Purpose: Here we describe the development and validation of a novel, high density DNA microarray representing all known E. coli genes mined from approximately 300 whole genome sequences. The FDA-ECID array has been designed and manufactured using next-generation Affymetrix PEG-GeneAtlas technology. This custom tool is rapid, affordable and high-throughput.
Methods: Using BLASTCLUST and NETCLUST tools, we analyzed 300 whole genome sequences and determined the non-redundant pangenome of the species of E. coli to be ~40k unique genes. Each of these ~40k genes is represented as a probe set on our FDA-ECID microarray. Additionally, we have represented each allele from the fliC, wzx, and wzy genes; thereby allowing this microarray the ability to perform molecular serotyping. Using the same 300 genome sequences, we identified ~125k conserved 25-mers each containing a central single nucleotide polymorphism (SNP). Of these, we filtered the most informative 10% that were capable of accurately recapitulating the phylogeny of E. coli. Each of the 10k informative SNPs is represented on the FDA-ECID microarray using a SNP-typing probe strategy.
Results: As part of a validation process, we have performed hybridizations in quadruplicate of 4 diverse, well characterized, sequenced reference strains (Sakai, 55989, CFT073, MG1655).
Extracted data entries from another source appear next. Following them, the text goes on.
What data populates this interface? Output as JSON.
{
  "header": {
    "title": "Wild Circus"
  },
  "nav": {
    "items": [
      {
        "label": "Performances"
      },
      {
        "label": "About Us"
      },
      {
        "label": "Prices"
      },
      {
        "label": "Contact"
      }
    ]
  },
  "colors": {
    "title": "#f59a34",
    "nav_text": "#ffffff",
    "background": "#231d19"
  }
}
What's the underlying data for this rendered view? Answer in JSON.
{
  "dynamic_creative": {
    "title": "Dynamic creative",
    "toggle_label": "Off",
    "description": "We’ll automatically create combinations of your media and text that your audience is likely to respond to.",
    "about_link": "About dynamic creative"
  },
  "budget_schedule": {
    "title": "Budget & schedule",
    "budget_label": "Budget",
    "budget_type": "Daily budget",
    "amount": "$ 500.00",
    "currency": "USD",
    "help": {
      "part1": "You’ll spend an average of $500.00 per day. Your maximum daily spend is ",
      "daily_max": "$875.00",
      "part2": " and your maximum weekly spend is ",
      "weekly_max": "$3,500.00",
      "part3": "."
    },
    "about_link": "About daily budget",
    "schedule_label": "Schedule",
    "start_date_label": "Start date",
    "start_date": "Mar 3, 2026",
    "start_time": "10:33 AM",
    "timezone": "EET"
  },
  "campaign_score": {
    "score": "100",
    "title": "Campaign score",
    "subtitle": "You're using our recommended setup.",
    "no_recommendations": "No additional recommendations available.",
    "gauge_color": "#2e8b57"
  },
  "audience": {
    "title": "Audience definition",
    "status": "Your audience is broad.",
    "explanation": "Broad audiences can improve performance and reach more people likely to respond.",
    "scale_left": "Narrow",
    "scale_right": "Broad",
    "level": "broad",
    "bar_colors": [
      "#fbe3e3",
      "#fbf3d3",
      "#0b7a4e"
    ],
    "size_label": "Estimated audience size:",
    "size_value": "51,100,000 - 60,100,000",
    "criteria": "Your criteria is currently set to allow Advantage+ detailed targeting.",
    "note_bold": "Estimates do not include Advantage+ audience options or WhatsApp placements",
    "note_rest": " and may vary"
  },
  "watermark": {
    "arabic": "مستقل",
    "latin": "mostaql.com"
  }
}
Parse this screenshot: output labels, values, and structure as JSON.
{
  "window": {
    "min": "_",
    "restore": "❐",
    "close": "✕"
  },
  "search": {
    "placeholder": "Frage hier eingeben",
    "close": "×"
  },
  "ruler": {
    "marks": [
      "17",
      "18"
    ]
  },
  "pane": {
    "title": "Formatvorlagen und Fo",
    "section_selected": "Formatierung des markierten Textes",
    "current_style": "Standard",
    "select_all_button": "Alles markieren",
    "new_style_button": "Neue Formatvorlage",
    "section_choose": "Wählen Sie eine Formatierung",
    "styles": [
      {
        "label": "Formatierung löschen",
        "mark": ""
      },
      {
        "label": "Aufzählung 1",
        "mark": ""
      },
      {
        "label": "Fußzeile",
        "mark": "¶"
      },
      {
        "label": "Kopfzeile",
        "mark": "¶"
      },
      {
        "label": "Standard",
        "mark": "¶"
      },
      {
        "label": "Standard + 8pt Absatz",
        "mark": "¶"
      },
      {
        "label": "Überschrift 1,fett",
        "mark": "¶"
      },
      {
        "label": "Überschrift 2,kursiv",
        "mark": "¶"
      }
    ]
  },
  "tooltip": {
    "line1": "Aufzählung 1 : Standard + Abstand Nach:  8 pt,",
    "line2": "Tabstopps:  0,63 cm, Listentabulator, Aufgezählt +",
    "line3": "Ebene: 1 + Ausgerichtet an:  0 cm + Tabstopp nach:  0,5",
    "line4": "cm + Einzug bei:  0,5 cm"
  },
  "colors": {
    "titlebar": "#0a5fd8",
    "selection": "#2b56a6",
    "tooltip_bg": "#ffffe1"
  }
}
These data allowed us to optimize gene-calling and SNP-calling algorithms. We also present the results from our interrogation of a vast collection (>900) of temporally and geographically diverse E. coli isolates.
Significance: In summary, the FDA-ECID microarray is a powerful tool for molecular epidemiology, phylogenetic analysis, virulence assessment, molecular serotyping, and exploring the global genomic diversity of Escherichia coli.